TC detecta facturas duplicadas no negócio de helicópteros militares. Ministério da Defesa vai investigar
Por Solange Sousa Mendes, publicado em 9 Ago 2012
Ministério da Defesa decidiu investigar como surgiu a duplicação de facturas, mas não abrirá inquérito à compra das aeronaves que o tribunal põe em causa
O Tribunal de Contas detectou irregularidades no negócio de helicópteros militares que vieram a substituir os velhos Puma, avança o "Público".
Na auditoria que o TC fez aos 12 novos helicópteros EH 101, adquiridos em 2001, foram descobertas facturas duplicadas na ordem do milhão e cem mil euros e facturação omitida relativa a 800 mil euros, da Defloc, uma sociedade criada especificamente para a aquisição destes equipamentos militares, à Secretaria-Geral do Ministério da Defesa Nacional (SGMDN). A irregularidades foram descobertas porque as mesmas facturas dos fornecedores à Defloc constavam em mais do que uma lista de suporte ou em nenhuma.

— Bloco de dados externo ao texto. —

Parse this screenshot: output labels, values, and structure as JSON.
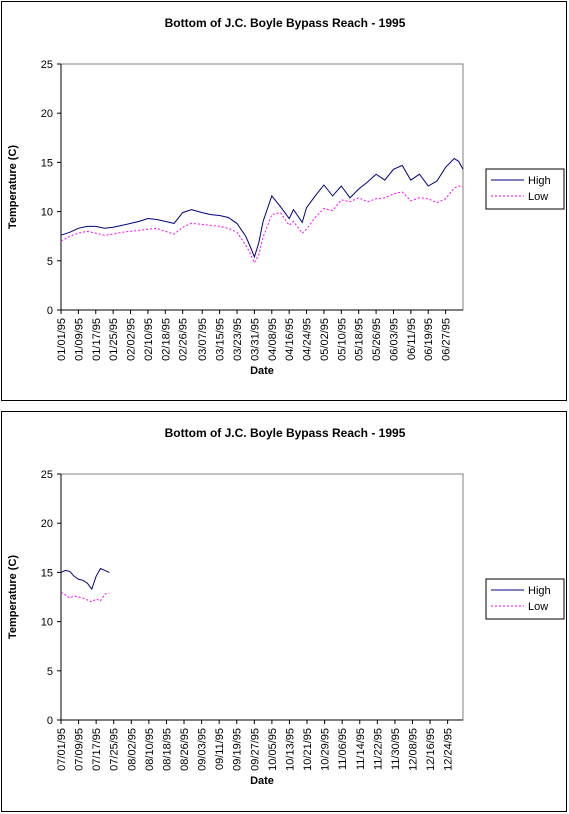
{
  "chart_data": [
    {
      "type": "line",
      "title": "Bottom of J.C. Boyle Bypass Reach - 1995",
      "xlabel": "Date",
      "ylabel": "Temperature (C)",
      "ylim": [
        0,
        25
      ],
      "yticks": [
        "0",
        "5",
        "10",
        "15",
        "20",
        "25"
      ],
      "xlim": [
        "01/01/95",
        "07/05/95"
      ],
      "xticks": [
        "01/01/95",
        "01/09/95",
        "01/17/95",
        "01/25/95",
        "02/02/95",
        "02/10/95",
        "02/18/95",
        "02/26/95",
        "03/07/95",
        "03/15/95",
        "03/23/95",
        "03/31/95",
        "04/08/95",
        "04/16/95",
        "04/24/95",
        "05/02/95",
        "05/10/95",
        "05/18/95",
        "05/26/95",
        "06/03/95",
        "06/11/95",
        "06/19/95",
        "06/27/95"
      ],
      "legend": "right",
      "grid": false,
      "series": [
        {
          "name": "High",
          "color": "#000080",
          "style": "solid",
          "points": [
            [
              "01/01/95",
              7.6
            ],
            [
              "01/05/95",
              7.9
            ],
            [
              "01/09/95",
              8.3
            ],
            [
              "01/13/95",
              8.5
            ],
            [
              "01/17/95",
              8.5
            ],
            [
              "01/21/95",
              8.3
            ],
            [
              "01/25/95",
              8.4
            ],
            [
              "01/29/95",
              8.6
            ],
            [
              "02/02/95",
              8.8
            ],
            [
              "02/06/95",
              9.0
            ],
            [
              "02/10/95",
              9.3
            ],
            [
              "02/14/95",
              9.2
            ],
            [
              "02/18/95",
              9.0
            ],
            [
              "02/22/95",
              8.8
            ],
            [
              "02/26/95",
              9.9
            ],
            [
              "03/02/95",
              10.2
            ],
            [
              "03/07/95",
              9.9
            ],
            [
              "03/11/95",
              9.7
            ],
            [
              "03/15/95",
              9.6
            ],
            [
              "03/19/95",
              9.4
            ],
            [
              "03/23/95",
              8.8
            ],
            [
              "03/27/95",
              7.5
            ],
            [
              "03/29/95",
              6.5
            ],
            [
              "03/31/95",
              5.4
            ],
            [
              "04/02/95",
              6.8
            ],
            [
              "04/04/95",
              9.0
            ],
            [
              "04/08/95",
              11.6
            ],
            [
              "04/12/95",
              10.5
            ],
            [
              "04/16/95",
              9.3
            ],
            [
              "04/18/95",
              10.2
            ],
            [
              "04/22/95",
              8.9
            ],
            [
              "04/24/95",
              10.4
            ],
            [
              "04/28/95",
              11.6
            ],
            [
              "05/02/95",
              12.7
            ],
            [
              "05/06/95",
              11.6
            ],
            [
              "05/10/95",
              12.6
            ],
            [
              "05/14/95",
              11.4
            ],
            [
              "05/18/95",
              12.3
            ],
            [
              "05/22/95",
              13.0
            ],
            [
              "05/26/95",
              13.8
            ],
            [
              "05/30/95",
              13.2
            ],
            [
              "06/03/95",
              14.3
            ],
            [
              "06/07/95",
              14.7
            ],
            [
              "06/11/95",
              13.2
            ],
            [
              "06/15/95",
              13.8
            ],
            [
              "06/19/95",
              12.6
            ],
            [
              "06/23/95",
              13.1
            ],
            [
              "06/27/95",
              14.5
            ],
            [
              "07/01/95",
              15.4
            ],
            [
              "07/03/95",
              15.1
            ],
            [
              "07/05/95",
              14.3
            ]
          ]
        },
        {
          "name": "Low",
          "color": "#ff00ff",
          "style": "dotted",
          "points": [
            [
              "01/01/95",
              7.0
            ],
            [
              "01/05/95",
              7.5
            ],
            [
              "01/09/95",
              7.8
            ],
            [
              "01/13/95",
              8.0
            ],
            [
              "01/17/95",
              7.8
            ],
            [
              "01/21/95",
              7.6
            ],
            [
              "01/25/95",
              7.7
            ],
            [
              "01/29/95",
              7.9
            ],
            [
              "02/02/95",
              8.0
            ],
            [
              "02/06/95",
              8.1
            ],
            [
              "02/10/95",
              8.2
            ],
            [
              "02/14/95",
              8.3
            ],
            [
              "02/18/95",
              8.0
            ],
            [
              "02/22/95",
              7.7
            ],
            [
              "02/26/95",
              8.4
            ],
            [
              "03/02/95",
              8.8
            ],
            [
              "03/07/95",
              8.7
            ],
            [
              "03/11/95",
              8.6
            ],
            [
              "03/15/95",
              8.5
            ],
            [
              "03/19/95",
              8.3
            ],
            [
              "03/23/95",
              7.9
            ],
            [
              "03/27/95",
              6.6
            ],
            [
              "03/29/95",
              5.8
            ],
            [
              "03/31/95",
              4.8
            ],
            [
              "04/02/95",
              5.6
            ],
            [
              "04/04/95",
              7.4
            ],
            [
              "04/08/95",
              9.7
            ],
            [
              "04/12/95",
              9.9
            ],
            [
              "04/16/95",
              8.6
            ],
            [
              "04/18/95",
              9.0
            ],
            [
              "04/22/95",
              7.8
            ],
            [
              "04/24/95",
              8.2
            ],
            [
              "04/28/95",
              9.4
            ],
            [
              "05/02/95",
              10.3
            ],
            [
              "05/06/95",
              10.1
            ],
            [
              "05/10/95",
              11.2
            ],
            [
              "05/14/95",
              11.0
            ],
            [
              "05/18/95",
              11.4
            ],
            [
              "05/22/95",
              11.0
            ],
            [
              "05/26/95",
              11.3
            ],
            [
              "05/30/95",
              11.4
            ],
            [
              "06/03/95",
              11.8
            ],
            [
              "06/07/95",
              12.0
            ],
            [
              "06/11/95",
              11.1
            ],
            [
              "06/15/95",
              11.4
            ],
            [
              "06/19/95",
              11.3
            ],
            [
              "06/23/95",
              10.9
            ],
            [
              "06/27/95",
              11.3
            ],
            [
              "07/01/95",
              12.4
            ],
            [
              "07/03/95",
              12.6
            ],
            [
              "07/05/95",
              12.5
            ]
          ]
        }
      ]
    },
    {
      "type": "line",
      "title": "Bottom of J.C. Boyle Bypass Reach - 1995",
      "xlabel": "Date",
      "ylabel": "Temperature (C)",
      "ylim": [
        0,
        25
      ],
      "yticks": [
        "0",
        "5",
        "10",
        "15",
        "20",
        "25"
      ],
      "xlim": [
        "07/01/95",
        "12/31/95"
      ],
      "xticks": [
        "07/01/95",
        "07/09/95",
        "07/17/95",
        "07/25/95",
        "08/02/95",
        "08/10/95",
        "08/18/95",
        "08/26/95",
        "09/03/95",
        "09/11/95",
        "09/19/95",
        "09/27/95",
        "10/05/95",
        "10/13/95",
        "10/21/95",
        "10/29/95",
        "11/06/95",
        "11/14/95",
        "11/22/95",
        "11/30/95",
        "12/08/95",
        "12/16/95",
        "12/24/95"
      ],
      "legend": "right",
      "grid": false,
      "series": [
        {
          "name": "High",
          "color": "#000080",
          "style": "solid",
          "points": [
            [
              "07/01/95",
              15.0
            ],
            [
              "07/03/95",
              15.2
            ],
            [
              "07/05/95",
              15.1
            ],
            [
              "07/07/95",
              14.6
            ],
            [
              "07/09/95",
              14.3
            ],
            [
              "07/11/95",
              14.2
            ],
            [
              "07/13/95",
              13.9
            ],
            [
              "07/15/95",
              13.3
            ],
            [
              "07/17/95",
              14.6
            ],
            [
              "07/19/95",
              15.4
            ],
            [
              "07/21/95",
              15.2
            ],
            [
              "07/23/95",
              15.0
            ]
          ]
        },
        {
          "name": "Low",
          "color": "#ff00ff",
          "style": "dotted",
          "points": [
            [
              "07/01/95",
              13.0
            ],
            [
              "07/03/95",
              12.7
            ],
            [
              "07/05/95",
              12.4
            ],
            [
              "07/07/95",
              12.6
            ],
            [
              "07/09/95",
              12.5
            ],
            [
              "07/11/95",
              12.4
            ],
            [
              "07/13/95",
              12.2
            ],
            [
              "07/15/95",
              12.0
            ],
            [
              "07/17/95",
              12.3
            ],
            [
              "07/19/95",
              12.1
            ],
            [
              "07/21/95",
              12.8
            ],
            [
              "07/23/95",
              12.9
            ]
          ]
        }
      ]
    }
  ]
}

Esta confusão que aconteceu ainda no governo de Sócrates, entre os anos 2007 e 2011, só foi revelada pelo TC, que acusou o Ministério da Defesa de ineficácia e descoordenação. Contudo, as suas críticas ao sector da Defesa têm também atingido os governos de direita.
Posto isto, o actual ministro da Defesa, Aguiar-Branco, pediu a realização de um inquérito (aberto a 14 de Julho) à Inspecção Geral da Defesa Nacional. Como consequência, a Defloc e a SGMDN assumiram o erro e garantiram que a situação tinha sido corrigida através da emissão de notas de crédito, como contrapartida da facturação emitida em duplicado e dos valores não facturados.
Nesta auditoria a que Público teve acesso, o TC também critica os critérios de aquisição dos helicópteros. Isto porque foi decidido comprá-los através de locação operacional, em vez de os adquirir directamente, o que implicou um acréscimo de 120 milhões de euros relativamente ao preço inicial.
A mesma auditoria levou a que o TC concluísse ainda que a engenharia financeira elaborada para esta operação resultasse em baixos níveis de operacionalidade da frota, uma vez que a Defloc, encarregada da manutenção, não recebia do Ministério da Defesa o capital necessário para pagar as reparações e substituição de peças.
Recorde-se que, em 2010, o PCP já tinha manifestado dúvidas sobre o contrato de manutenção dos helicópteros EH101, e pediu acesso à documentação. Os comunistas defendiam que os custos com o material militar seriam muito mais baixos, sem os projectos de contrapartidas.